It also raises the possibility of one day testing men’s blood for loss of Y, to predict their risk of developing Alzheimer’s, said Forsberg, a researcher at Uppsala University in Sweden.
Men have an X and a Y chromosome, while women have two X chromosomes. Researchers used to think that the Y did little more than determine male sex and ensure normal sperm production.
But recent studies have shown that the Y chromosome contains a large number of genes, whose jobs are not fully understood yet.
Similarly, researchers have long known that as men age, they can lose the Y chromosome from some of their body cells. It was seen as a normal part of aging. Some recent studies, however, have suggested otherwise.

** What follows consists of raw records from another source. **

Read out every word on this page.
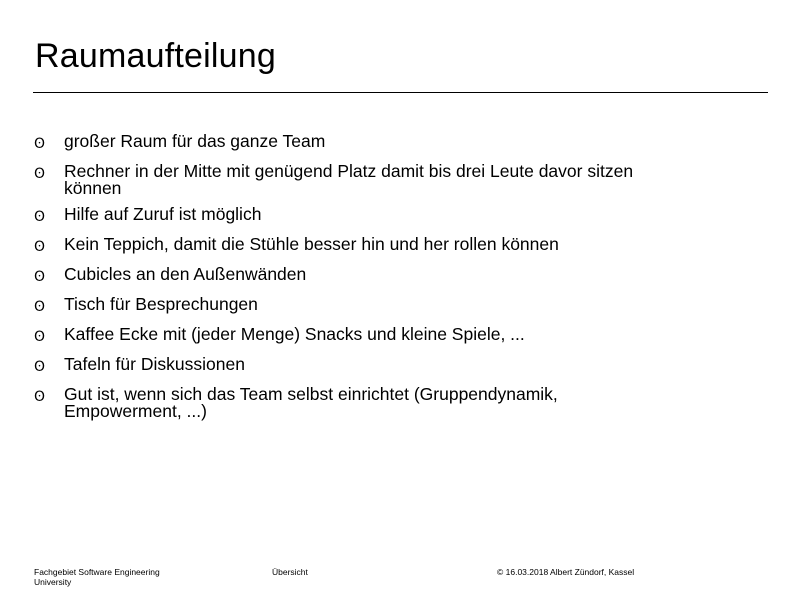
Raumaufteilung
ʘ großer Raum für das ganze Team
ʘ Rechner in der Mitte mit genügend Platz damit bis drei Leute davor sitzen
können
ʘ Hilfe auf Zuruf ist möglich
ʘ Kein Teppich, damit die Stühle besser hin und her rollen können
ʘ Cubicles an den Außenwänden
ʘ Tisch für Besprechungen
ʘ Kaffee Ecke mit (jeder Menge) Snacks und kleine Spiele, ...
ʘ Tafeln für Diskussionen
ʘ Gut ist, wenn sich das Team selbst einrichtet (Gruppendynamik,
Empowerment, ...)
Fachgebiet Software Engineering
University
Übersicht	© 16.03.2018 Albert Zündorf, Kassel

These latest findings on Alzheimer’s are “very interesting and provocative,” said Dr. Luca Giliberto, a neurologist and researcher with the Feinstein Institute for Medical Research, in Manhasset, N.Y.
Giliberto, who was not involved with the study, said the researchers accounted for other factors tied to Alzheimer’s risk — including older age, education levels, high blood pressure and diabetes.
And still, men who had a loss of Y in their blood cells were nearly seven times more likely to develop Alzheimer’s, versus other men.
“It seems that the loss of Y is, per se, an independent risk factor for Alzheimer’s disease,” Giliberto said.
That opens up many more questions, Giliberto noted. One is, which genes on the Y chromosome — when lost — might leave a man more vulnerable to Alzheimer’s?
Another question is, when does loss of Y begin? “We speculate that whatever cellular mechanisms fail and lead to Alzheimer’s, they start in our young adult life, not in our 70s,” Giliberto said. “Is loss of Y a process that starts that early?”
If loss of Y does not begin until late in life, he added, then it may only make an “ancillary” contribution to Alzheimer’s risk.
The findings are based on blood samples from more than 3,200 European men, average age 73. Overall, 17 percent had a detectable loss of Y in some of their blood cells.
Since scientists do not fully understand the workings of Y, the reasons for the link are unclear.
But Forsberg speculated that impaired immune function could play a role — since loss of Y has been tied to cancer risk as well.
Giliberto agreed. He noted that loss of Y has also been seen in certain autoimmune diseases — where the immune system mistakenly attacks the body’s own tissue. And some researchers suspect immune function may affect Alzheimer’s risk.
“A faulty brain immune system has been proposed as a possible ‘soft spot’ for Alzheimer’s disease, allowing for the abnormal accumulation of proteins and consequent (brain cell) degeneration,” Giliberto said.
For now, though, researchers have much to learn about the connection between the Y chromosome and disease. And more studies will be needed before loss of Y can be used as a “biomarker” of Alzheimer’s risk, Giliberto said.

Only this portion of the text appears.